A tile's break strength is a numerical representation of how much weight the tile can support. Tile break strength is determined in a lab setting by the American Society for Testing and Materials. Understanding what this number means will help you determine the strength of your tile and what type of use it is appropriate for. You can take this understanding one step further by also considering the class rating of your tile. With both of these numbers in hand, you'll be prepared to evaluate your tile and determine the most appropriate plan for installation.
Acquire the break strength rating and class of the tile from the manufacturer. Tile class is a more commonly used piece of information and can usually be found on the packaging for the tile. Class is represented by a number between 0 and 5, and can also be referred to as the PEI rating. Break strength is not usually listed on the product packaging, but can often be found under the tile specifications when shopping online. Break strength is represented numerically by a number of pounds. If this information is not readily listed, contact the retailer or manufacturer for detailed information. This information should be readily available from any reputable tile manufacturer.
Evaluate the break strength rating in comparison with industry requirements.
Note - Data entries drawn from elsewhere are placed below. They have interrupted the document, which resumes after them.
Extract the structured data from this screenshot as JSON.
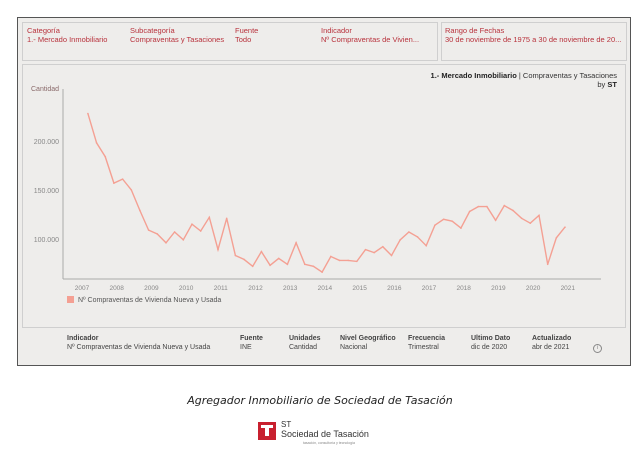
{
  "filters": [
    {
      "label": "Categoría",
      "value": "1.- Mercado Inmobiliario"
    },
    {
      "label": "Subcategoría",
      "value": "Compraventas y Tasaciones"
    },
    {
      "label": "Fuente",
      "value": "Todo"
    },
    {
      "label": "Indicador",
      "value": "Nº Compraventas de Vivien..."
    }
  ],
  "date_range": {
    "label": "Rango de Fechas",
    "value": "30 de noviembre de 1975 a 30 de noviembre de 20..."
  },
  "chart_header": {
    "title": "1.- Mercado Inmobiliario",
    "sep": " | ",
    "subtitle": "Compraventas y Tasaciones",
    "by": "by ",
    "brand": "ST"
  },
  "info": [
    {
      "label": "Indicador",
      "value": "Nº Compraventas de Vivienda Nueva y Usada"
    },
    {
      "label": "Fuente",
      "value": "INE"
    },
    {
      "label": "Unidades",
      "value": "Cantidad"
    },
    {
      "label": "Nivel Geográfico",
      "value": "Nacional"
    },
    {
      "label": "Frecuencia",
      "value": "Trimestral"
    },
    {
      "label": "Ultimo Dato",
      "value": "dic de 2020"
    },
    {
      "label": "Actualizado",
      "value": "abr de 2021"
    }
  ],
  "caption": "Agregador Inmobiliario de Sociedad de Tasación",
  "logo": {
    "st": "ST",
    "name": "Sociedad de Tasación",
    "tagline": "tasación, consultoría y tecnología"
  },
  "colors": {
    "accent": "#b8323c",
    "series": "#f4a093"
  },
  "chart_data": {
    "type": "line",
    "ylabel": "Cantidad",
    "ylim": [
      60000,
      250000
    ],
    "yticks": [
      100000,
      150000,
      200000
    ],
    "ytick_labels": [
      "100.000",
      "150.000",
      "200.000"
    ],
    "xticks": [
      2007,
      2008,
      2009,
      2010,
      2011,
      2012,
      2013,
      2014,
      2015,
      2016,
      2017,
      2018,
      2019,
      2020,
      2021
    ],
    "x_start": 2007.17,
    "x_step": 0.25,
    "series": [
      {
        "name": "Nº Compraventas de Vivienda Nueva y Usada",
        "values": [
          229000,
          199000,
          185000,
          158000,
          162000,
          151000,
          130000,
          110000,
          106000,
          97000,
          108000,
          100000,
          116000,
          109000,
          123000,
          90000,
          122000,
          84000,
          80000,
          73000,
          88000,
          74000,
          81000,
          75000,
          97000,
          75000,
          73000,
          67000,
          83000,
          79000,
          79000,
          78000,
          90000,
          87000,
          93000,
          84000,
          100000,
          108000,
          103000,
          94000,
          115000,
          121000,
          119000,
          112000,
          129000,
          134000,
          134000,
          120000,
          135000,
          130000,
          122000,
          117000,
          125000,
          75000,
          102000,
          113000
        ]
      }
    ]
  }
}
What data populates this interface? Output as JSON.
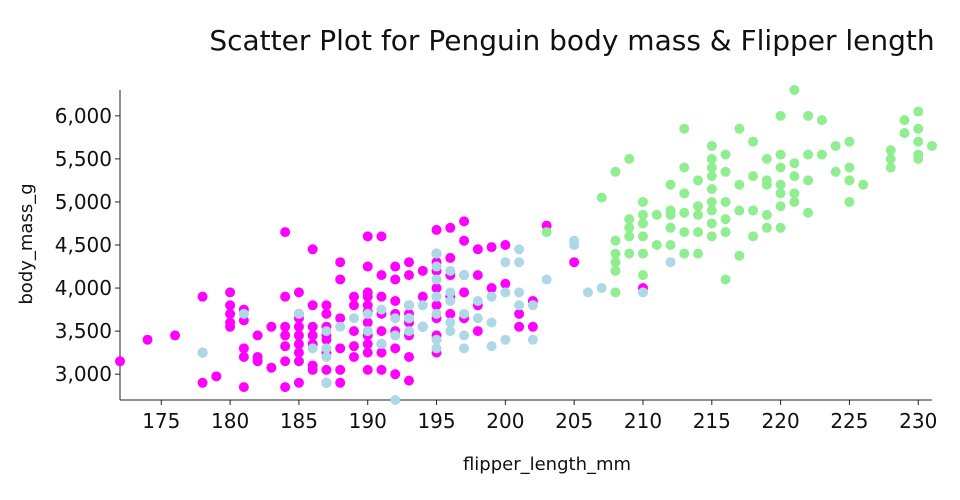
{
  "chart_data": {
    "type": "scatter",
    "title": "Scatter Plot for Penguin body mass & Flipper length",
    "xlabel": "flipper_length_mm",
    "ylabel": "body_mass_g",
    "xlim": [
      172,
      231
    ],
    "ylim": [
      2700,
      6300
    ],
    "x_ticks": [
      175,
      180,
      185,
      190,
      195,
      200,
      205,
      210,
      215,
      220,
      225,
      230
    ],
    "y_ticks": [
      3000,
      3500,
      4000,
      4500,
      5000,
      5500,
      6000
    ],
    "x_tick_labels": [
      "175",
      "180",
      "185",
      "190",
      "195",
      "200",
      "205",
      "210",
      "215",
      "220",
      "225",
      "230"
    ],
    "y_tick_labels": [
      "3,000",
      "3,500",
      "4,000",
      "4,500",
      "5,000",
      "5,500",
      "6,000"
    ],
    "grid": false,
    "legend": "none",
    "series": [
      {
        "color": "#ff00ff",
        "points": [
          [
            172,
            3150
          ],
          [
            174,
            3400
          ],
          [
            176,
            3450
          ],
          [
            178,
            3250
          ],
          [
            178,
            3900
          ],
          [
            178,
            2900
          ],
          [
            179,
            2975
          ],
          [
            180,
            3950
          ],
          [
            180,
            3800
          ],
          [
            180,
            3700
          ],
          [
            180,
            3600
          ],
          [
            180,
            3550
          ],
          [
            181,
            3750
          ],
          [
            181,
            3625
          ],
          [
            181,
            3300
          ],
          [
            181,
            3200
          ],
          [
            181,
            2850
          ],
          [
            182,
            3450
          ],
          [
            182,
            3200
          ],
          [
            182,
            3150
          ],
          [
            183,
            3550
          ],
          [
            183,
            3075
          ],
          [
            184,
            4650
          ],
          [
            184,
            3900
          ],
          [
            184,
            3550
          ],
          [
            184,
            3450
          ],
          [
            184,
            3325
          ],
          [
            184,
            3150
          ],
          [
            184,
            2850
          ],
          [
            185,
            3950
          ],
          [
            185,
            3700
          ],
          [
            185,
            3650
          ],
          [
            185,
            3550
          ],
          [
            185,
            3450
          ],
          [
            185,
            3350
          ],
          [
            185,
            3250
          ],
          [
            185,
            3150
          ],
          [
            185,
            2900
          ],
          [
            186,
            4450
          ],
          [
            186,
            3800
          ],
          [
            186,
            3550
          ],
          [
            186,
            3450
          ],
          [
            186,
            3350
          ],
          [
            186,
            3100
          ],
          [
            186,
            3050
          ],
          [
            187,
            3800
          ],
          [
            187,
            3700
          ],
          [
            187,
            3550
          ],
          [
            187,
            3450
          ],
          [
            187,
            3400
          ],
          [
            187,
            3250
          ],
          [
            187,
            3050
          ],
          [
            187,
            2900
          ],
          [
            188,
            4300
          ],
          [
            188,
            4100
          ],
          [
            188,
            3650
          ],
          [
            188,
            3300
          ],
          [
            188,
            3050
          ],
          [
            188,
            2900
          ],
          [
            189,
            3900
          ],
          [
            189,
            3800
          ],
          [
            189,
            3500
          ],
          [
            189,
            3325
          ],
          [
            189,
            3200
          ],
          [
            190,
            4600
          ],
          [
            190,
            4250
          ],
          [
            190,
            3950
          ],
          [
            190,
            3900
          ],
          [
            190,
            3800
          ],
          [
            190,
            3725
          ],
          [
            190,
            3600
          ],
          [
            190,
            3450
          ],
          [
            190,
            3350
          ],
          [
            190,
            3250
          ],
          [
            190,
            3050
          ],
          [
            191,
            4600
          ],
          [
            191,
            4150
          ],
          [
            191,
            3900
          ],
          [
            191,
            3700
          ],
          [
            191,
            3500
          ],
          [
            191,
            3350
          ],
          [
            191,
            3250
          ],
          [
            191,
            3050
          ],
          [
            192,
            4250
          ],
          [
            192,
            4100
          ],
          [
            192,
            3850
          ],
          [
            192,
            3700
          ],
          [
            192,
            3500
          ],
          [
            192,
            3300
          ],
          [
            192,
            3000
          ],
          [
            193,
            4300
          ],
          [
            193,
            4150
          ],
          [
            193,
            3800
          ],
          [
            193,
            3700
          ],
          [
            193,
            3600
          ],
          [
            193,
            3450
          ],
          [
            193,
            3200
          ],
          [
            193,
            2925
          ],
          [
            194,
            4200
          ],
          [
            194,
            3900
          ],
          [
            194,
            3550
          ],
          [
            195,
            4675
          ],
          [
            195,
            4400
          ],
          [
            195,
            4300
          ],
          [
            195,
            4200
          ],
          [
            195,
            4000
          ],
          [
            195,
            3800
          ],
          [
            195,
            3650
          ],
          [
            195,
            3450
          ],
          [
            195,
            3250
          ],
          [
            196,
            4700
          ],
          [
            196,
            4350
          ],
          [
            196,
            4150
          ],
          [
            196,
            3900
          ],
          [
            196,
            3700
          ],
          [
            197,
            4775
          ],
          [
            197,
            4550
          ],
          [
            197,
            4150
          ],
          [
            197,
            3950
          ],
          [
            197,
            3650
          ],
          [
            198,
            4450
          ],
          [
            198,
            4150
          ],
          [
            198,
            3800
          ],
          [
            198,
            3500
          ],
          [
            199,
            4475
          ],
          [
            199,
            4000
          ],
          [
            200,
            4500
          ],
          [
            200,
            4050
          ],
          [
            201,
            3700
          ],
          [
            201,
            3550
          ],
          [
            202,
            3850
          ],
          [
            202,
            3550
          ],
          [
            203,
            4725
          ],
          [
            205,
            4300
          ],
          [
            210,
            4000
          ]
        ]
      },
      {
        "color": "#add8e6",
        "points": [
          [
            178,
            3250
          ],
          [
            181,
            3700
          ],
          [
            185,
            3700
          ],
          [
            186,
            3300
          ],
          [
            187,
            3500
          ],
          [
            187,
            3300
          ],
          [
            187,
            3200
          ],
          [
            187,
            2900
          ],
          [
            188,
            3550
          ],
          [
            189,
            3650
          ],
          [
            190,
            3700
          ],
          [
            190,
            3500
          ],
          [
            191,
            3750
          ],
          [
            191,
            3350
          ],
          [
            192,
            3650
          ],
          [
            192,
            3450
          ],
          [
            192,
            2700
          ],
          [
            193,
            3800
          ],
          [
            193,
            3650
          ],
          [
            193,
            3500
          ],
          [
            194,
            3800
          ],
          [
            194,
            3550
          ],
          [
            195,
            4400
          ],
          [
            195,
            4250
          ],
          [
            195,
            4100
          ],
          [
            195,
            3900
          ],
          [
            195,
            3700
          ],
          [
            195,
            3400
          ],
          [
            195,
            3300
          ],
          [
            196,
            4200
          ],
          [
            196,
            3950
          ],
          [
            196,
            3850
          ],
          [
            196,
            3600
          ],
          [
            196,
            3500
          ],
          [
            197,
            4150
          ],
          [
            197,
            3700
          ],
          [
            197,
            3450
          ],
          [
            197,
            3300
          ],
          [
            198,
            3850
          ],
          [
            198,
            3650
          ],
          [
            199,
            3900
          ],
          [
            199,
            3600
          ],
          [
            199,
            3325
          ],
          [
            200,
            4300
          ],
          [
            200,
            3950
          ],
          [
            200,
            3400
          ],
          [
            201,
            4450
          ],
          [
            201,
            4300
          ],
          [
            201,
            3950
          ],
          [
            201,
            3800
          ],
          [
            202,
            3800
          ],
          [
            202,
            3400
          ],
          [
            203,
            4100
          ],
          [
            205,
            4550
          ],
          [
            205,
            4500
          ],
          [
            206,
            3950
          ],
          [
            207,
            4000
          ],
          [
            210,
            3950
          ],
          [
            212,
            4300
          ]
        ]
      },
      {
        "color": "#90ee90",
        "points": [
          [
            203,
            4650
          ],
          [
            207,
            5050
          ],
          [
            208,
            5350
          ],
          [
            208,
            4550
          ],
          [
            208,
            4400
          ],
          [
            208,
            4300
          ],
          [
            208,
            4200
          ],
          [
            208,
            3950
          ],
          [
            209,
            5500
          ],
          [
            209,
            4800
          ],
          [
            209,
            4700
          ],
          [
            209,
            4600
          ],
          [
            209,
            4400
          ],
          [
            210,
            5000
          ],
          [
            210,
            4850
          ],
          [
            210,
            4750
          ],
          [
            210,
            4600
          ],
          [
            210,
            4400
          ],
          [
            210,
            4150
          ],
          [
            211,
            4850
          ],
          [
            211,
            4500
          ],
          [
            212,
            5200
          ],
          [
            212,
            4900
          ],
          [
            212,
            4850
          ],
          [
            212,
            4700
          ],
          [
            212,
            4500
          ],
          [
            213,
            5850
          ],
          [
            213,
            5400
          ],
          [
            213,
            5100
          ],
          [
            213,
            4875
          ],
          [
            213,
            4650
          ],
          [
            213,
            4400
          ],
          [
            214,
            5250
          ],
          [
            214,
            4950
          ],
          [
            214,
            4850
          ],
          [
            214,
            4650
          ],
          [
            214,
            4400
          ],
          [
            215,
            5650
          ],
          [
            215,
            5500
          ],
          [
            215,
            5400
          ],
          [
            215,
            5300
          ],
          [
            215,
            5150
          ],
          [
            215,
            5000
          ],
          [
            215,
            4900
          ],
          [
            215,
            4750
          ],
          [
            215,
            4600
          ],
          [
            216,
            5550
          ],
          [
            216,
            5350
          ],
          [
            216,
            5000
          ],
          [
            216,
            4800
          ],
          [
            216,
            4650
          ],
          [
            216,
            4100
          ],
          [
            217,
            5850
          ],
          [
            217,
            5200
          ],
          [
            217,
            4900
          ],
          [
            217,
            4375
          ],
          [
            218,
            5700
          ],
          [
            218,
            5300
          ],
          [
            218,
            4900
          ],
          [
            218,
            4600
          ],
          [
            219,
            5500
          ],
          [
            219,
            5250
          ],
          [
            219,
            5200
          ],
          [
            219,
            4850
          ],
          [
            219,
            4700
          ],
          [
            220,
            6000
          ],
          [
            220,
            5550
          ],
          [
            220,
            5400
          ],
          [
            220,
            5200
          ],
          [
            220,
            5100
          ],
          [
            220,
            4950
          ],
          [
            220,
            4700
          ],
          [
            221,
            6300
          ],
          [
            221,
            5450
          ],
          [
            221,
            5300
          ],
          [
            221,
            5100
          ],
          [
            221,
            5000
          ],
          [
            222,
            6000
          ],
          [
            222,
            5550
          ],
          [
            222,
            5250
          ],
          [
            222,
            4875
          ],
          [
            223,
            5950
          ],
          [
            223,
            5550
          ],
          [
            224,
            5650
          ],
          [
            224,
            5350
          ],
          [
            225,
            5700
          ],
          [
            225,
            5400
          ],
          [
            225,
            5250
          ],
          [
            225,
            5000
          ],
          [
            226,
            5200
          ],
          [
            228,
            5600
          ],
          [
            228,
            5500
          ],
          [
            228,
            5400
          ],
          [
            229,
            5950
          ],
          [
            229,
            5800
          ],
          [
            230,
            6050
          ],
          [
            230,
            5850
          ],
          [
            230,
            5700
          ],
          [
            230,
            5550
          ],
          [
            230,
            5500
          ],
          [
            231,
            5650
          ]
        ]
      }
    ]
  }
}
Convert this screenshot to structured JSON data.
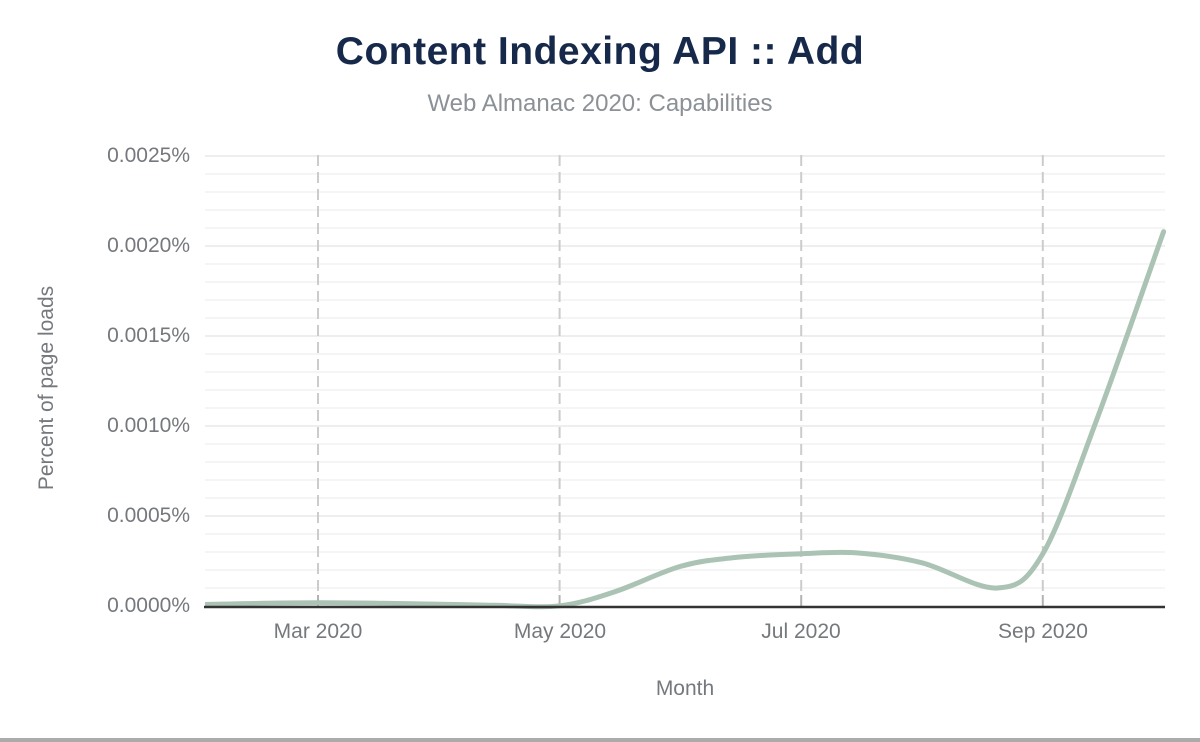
{
  "page": {
    "bottom_bar_color": "#ababab"
  },
  "chart_data": {
    "type": "line",
    "title": "Content Indexing API :: Add",
    "subtitle": "Web Almanac 2020: Capabilities",
    "xlabel": "Month",
    "ylabel": "Percent of page loads",
    "y_tick_labels": [
      "0.0025%",
      "0.0020%",
      "0.0015%",
      "0.0010%",
      "0.0005%",
      "0.0000%"
    ],
    "x_tick_labels": [
      "Mar 2020",
      "May 2020",
      "Jul 2020",
      "Sep 2020"
    ],
    "ylim_percent": [
      0,
      0.0025
    ],
    "y_major_step_percent": 0.0005,
    "y_minor_step_percent": 0.0001,
    "x_range": [
      "Feb 2020",
      "Oct 2020"
    ],
    "grid": true,
    "legend": "none",
    "series": [
      {
        "name": "Content Indexing API :: Add",
        "color": "#abc3b4",
        "points": [
          {
            "date": "2020-02-01",
            "value_percent": 8e-06
          },
          {
            "date": "2020-03-01",
            "value_percent": 1.8e-05
          },
          {
            "date": "2020-04-01",
            "value_percent": 1e-05
          },
          {
            "date": "2020-04-15",
            "value_percent": 4e-06
          },
          {
            "date": "2020-05-01",
            "value_percent": 1e-06
          },
          {
            "date": "2020-05-15",
            "value_percent": 8e-05
          },
          {
            "date": "2020-06-01",
            "value_percent": 0.00022
          },
          {
            "date": "2020-06-15",
            "value_percent": 0.00027
          },
          {
            "date": "2020-07-01",
            "value_percent": 0.00029
          },
          {
            "date": "2020-07-15",
            "value_percent": 0.000295
          },
          {
            "date": "2020-08-01",
            "value_percent": 0.00024
          },
          {
            "date": "2020-08-20",
            "value_percent": 0.0001
          },
          {
            "date": "2020-09-01",
            "value_percent": 0.00029
          },
          {
            "date": "2020-09-15",
            "value_percent": 0.00106
          },
          {
            "date": "2020-10-01",
            "value_percent": 0.00208
          }
        ]
      }
    ],
    "colors": {
      "title": "#16294b",
      "subtitle": "#8b9196",
      "axis_text": "#75797d",
      "line": "#abc3b4",
      "axis_line": "#333333",
      "major_grid": "#e9e9e9",
      "minor_grid": "#f2f2f2",
      "dashed_grid": "#cccccc",
      "tick_mark": "#b3b3b3"
    }
  }
}
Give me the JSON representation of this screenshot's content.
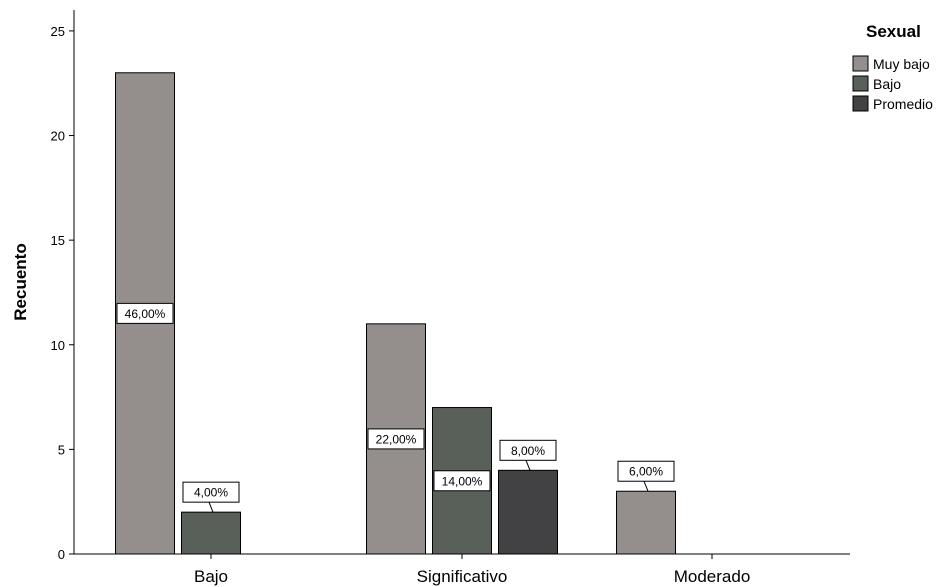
{
  "chart_data": {
    "type": "bar",
    "ylabel": "Recuento",
    "ylim": [
      0,
      26
    ],
    "yticks": [
      0,
      5,
      10,
      15,
      20,
      25
    ],
    "categories": [
      "Bajo",
      "Significativo",
      "Moderado"
    ],
    "legend": {
      "title": "Sexual",
      "placement": "top-right"
    },
    "series": [
      {
        "name": "Muy bajo",
        "color": "#948f8c",
        "values": [
          23,
          11,
          3
        ],
        "labels": [
          "46,00%",
          "22,00%",
          "6,00%"
        ]
      },
      {
        "name": "Bajo",
        "color": "#59605a",
        "values": [
          2,
          7,
          null
        ],
        "labels": [
          "4,00%",
          "14,00%",
          null
        ]
      },
      {
        "name": "Promedio",
        "color": "#424244",
        "values": [
          null,
          4,
          null
        ],
        "labels": [
          null,
          "8,00%",
          null
        ]
      }
    ],
    "grid": false
  }
}
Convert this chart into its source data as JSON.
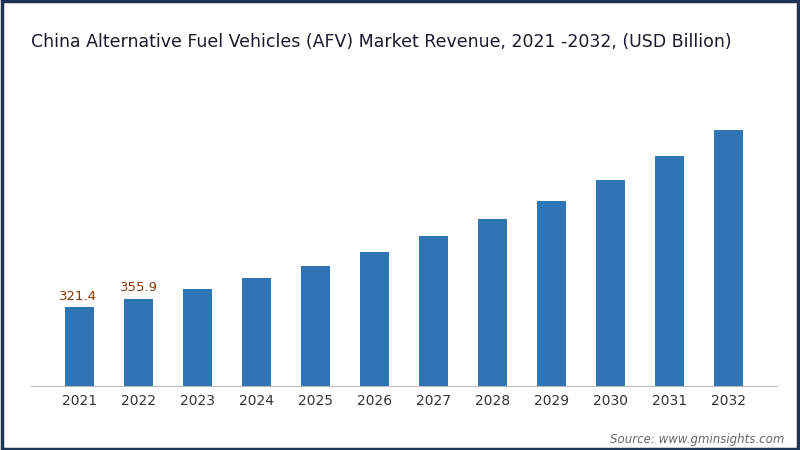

The break strength of a tile is the amount of weight that it can withstand unsupported before it breaks. The ANSI requires a break strength of at least 250 lbs. for floor tiles. If you're looking at a break strength lower than that, you can't use that tile on the floor.
Compare the class of the tile with your needs. It can be difficult to reconcile the intended use for your tile with the number that represents its break strength. The class rating provides a simpler way for laymen to understand the possible uses for a certain tile. Class 5 tile will stand up to serious wear and can be used in any situation. Class 4 is still be sturdy, and appropriate for both commercial and residential use. Class 3 tile is appropriate for light commercial and heavy residential use, such as that found in an entryway, kitchen or busy hall. Class 2 tile is the best choice for most bathroom projects because it stands up to moderate traffic. Class 1 tile is the most fragile, and should only be used in bathrooms with light, barefoot traffic and minimal dirt. Tile that is Class 0 should not be used on floors and is only appropriate on walls.